During one budget cycle, I remember my boss taking our proposed solution to a complex problem and sending it up the chain. Two hours later it was on Cable-Satellite Public Affairs Network. It was cool, but very stressful. During my tour in the engine room, never once did my leadership say, "What can I take off your plate?"
They would continuously review, and sometimes reset, our priorities and we never let them down. What's the point? Stress is a consequence of high-standards. As leaders, we can't lower our standards or expect less from our Airmen. We can do this by reviewing and assessing mission priorities and focusing Airmen's energy on the highest priorities ... and they, too, won't let us down.
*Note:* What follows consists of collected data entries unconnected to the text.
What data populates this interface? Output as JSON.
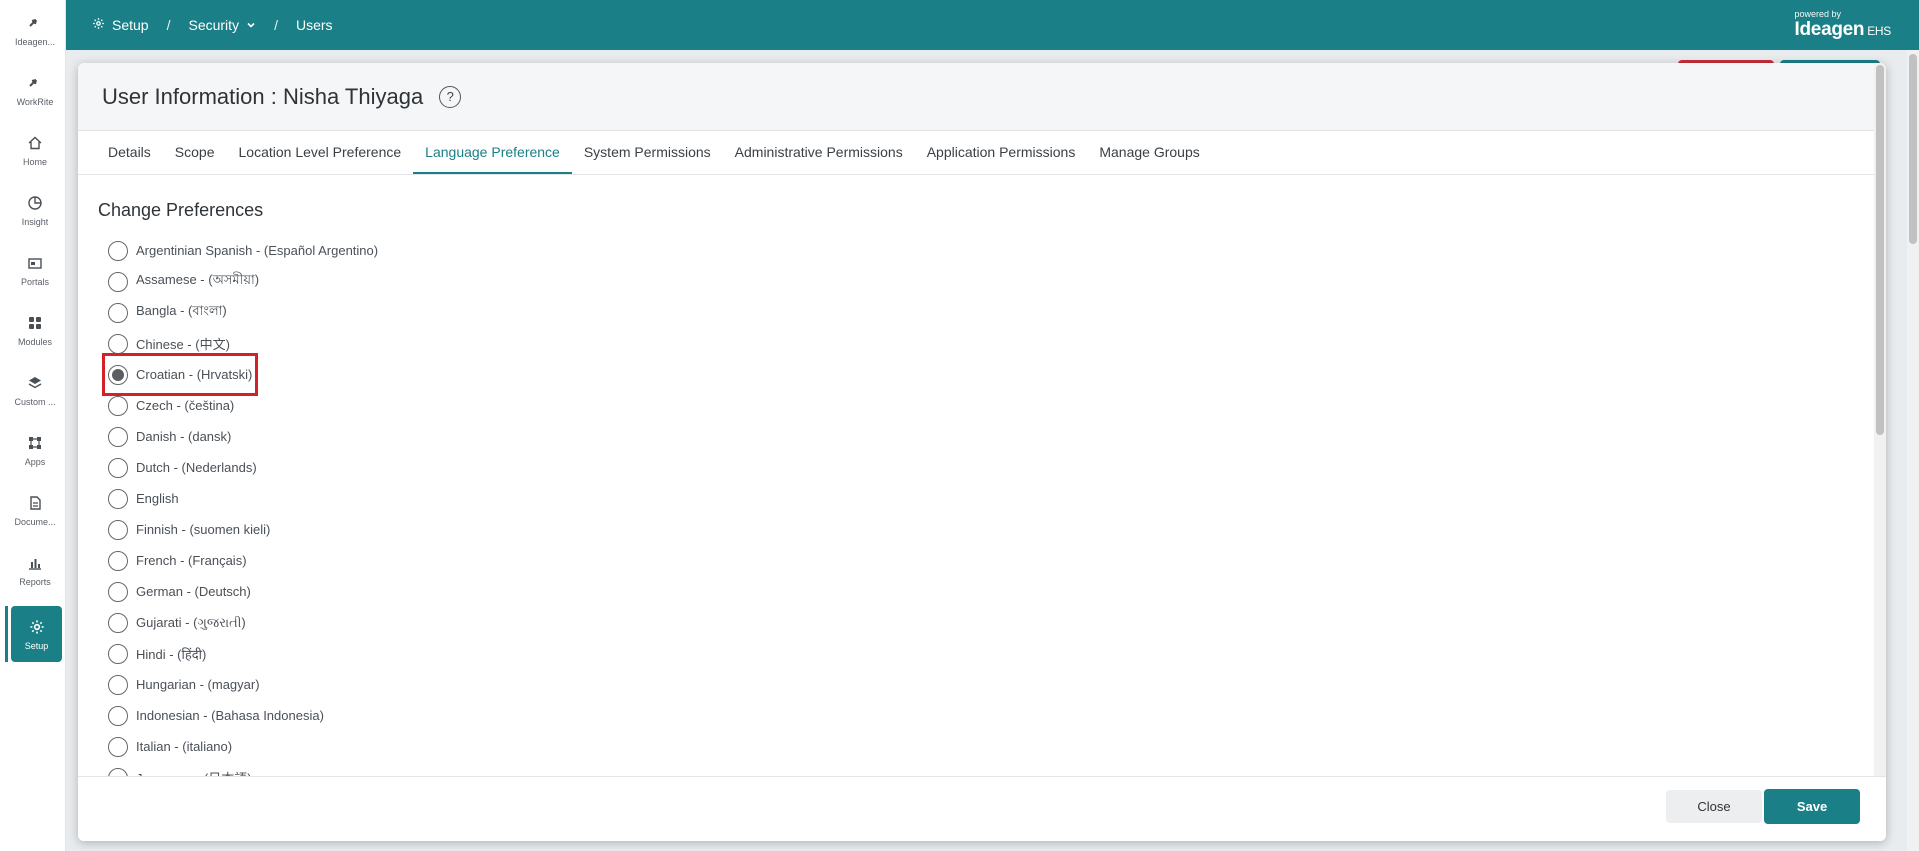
{
  "rail": {
    "items": [
      {
        "label": "Ideagen...",
        "icon": "ideagen-logo-icon"
      },
      {
        "label": "WorkRite",
        "icon": "workrite-logo-icon"
      },
      {
        "label": "Home",
        "icon": "home-icon"
      },
      {
        "label": "Insight",
        "icon": "pie-chart-icon"
      },
      {
        "label": "Portals",
        "icon": "portal-icon"
      },
      {
        "label": "Modules",
        "icon": "grid-icon"
      },
      {
        "label": "Custom ...",
        "icon": "layers-icon"
      },
      {
        "label": "Apps",
        "icon": "apps-icon"
      },
      {
        "label": "Docume...",
        "icon": "document-icon"
      },
      {
        "label": "Reports",
        "icon": "bar-chart-icon"
      },
      {
        "label": "Setup",
        "icon": "gear-icon"
      }
    ],
    "active": "Setup"
  },
  "topbar": {
    "crumbs": {
      "setup": "Setup",
      "security": "Security",
      "users": "Users"
    },
    "sep": "/",
    "brand": {
      "powered": "powered by",
      "name": "Ideagen",
      "suffix": "EHS"
    },
    "color": "#1a7f86"
  },
  "modal": {
    "title": "User Information : Nisha Thiyaga",
    "help": "?",
    "tabs": [
      {
        "label": "Details"
      },
      {
        "label": "Scope"
      },
      {
        "label": "Location Level Preference"
      },
      {
        "label": "Language Preference"
      },
      {
        "label": "System Permissions"
      },
      {
        "label": "Administrative Permissions"
      },
      {
        "label": "Application Permissions"
      },
      {
        "label": "Manage Groups"
      }
    ],
    "active_tab": "Language Preference",
    "section_title": "Change Preferences",
    "languages": [
      "Argentinian Spanish - (Español Argentino)",
      "Assamese - (অসমীয়া)",
      "Bangla - (বাংলা)",
      "Chinese - (中文)",
      "Croatian - (Hrvatski)",
      "Czech - (čeština)",
      "Danish - (dansk)",
      "Dutch - (Nederlands)",
      "English",
      "Finnish - (suomen kieli)",
      "French - (Français)",
      "German - (Deutsch)",
      "Gujarati - (ગુજરાતી)",
      "Hindi - (हिंदी)",
      "Hungarian - (magyar)",
      "Indonesian - (Bahasa Indonesia)",
      "Italian - (italiano)",
      "Japanese - (日本語)"
    ],
    "selected_language": "Croatian - (Hrvatski)",
    "buttons": {
      "close": "Close",
      "save": "Save"
    }
  }
}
Second, don't coddle your Airmen. Not only is it insulting, but they expect more from you. Give them the tools they need for success, hold everyone accountable (including yourself) and get out of their way. They'll surprise you with their innovativeness. One of the reasons I sleep well at night is that I assume everyone works just as hard as I do and everyone strives for excellence in mission accomplishment. Some say I'm naïve, however, this simple but liberating assumption helps me assume the best in people and helps me focus power and light where it's most needed. As leaders, we need to ensure our Airmen have the right tools.
I know that this sounds great ... where's the practical advice, right? Well, I challenge Team Whiteman to read and study the book, Getting Things Done by David Allen. You'll find practical examples about staying organized and achieving extraordinary results in your personal productivity.
Finally, say less and do more. At church we discussed Titus 2:7 which basically says that one should be self-aware and be a good example to others. This advice is as true now as it was then. A clear example of this is volunteerism. Let's not just talk about the importance of volunteering ... volunteer. Let's not just talk about the importance of participating in group intramural sports ... participate (if you can't play, then participate by cheering them on). Let's not give lip service to the importance of physical training ... max it! There's no magic rank that gives us the right to "stop doing those things anymore." Let's not just talk about the importance of balance in our life ... live it; mind-body-soul, worship-family-career. We are adept and talented creatures, we can do this.
I challenge all Airmen to answer honestly the question, "What value do I bring to my; place of worship, home, job, team, etc?"
All of us need to adapt and change. Sometimes it's not only "them" who have to change. Sometimes the change should start with the leader. Let's get to work!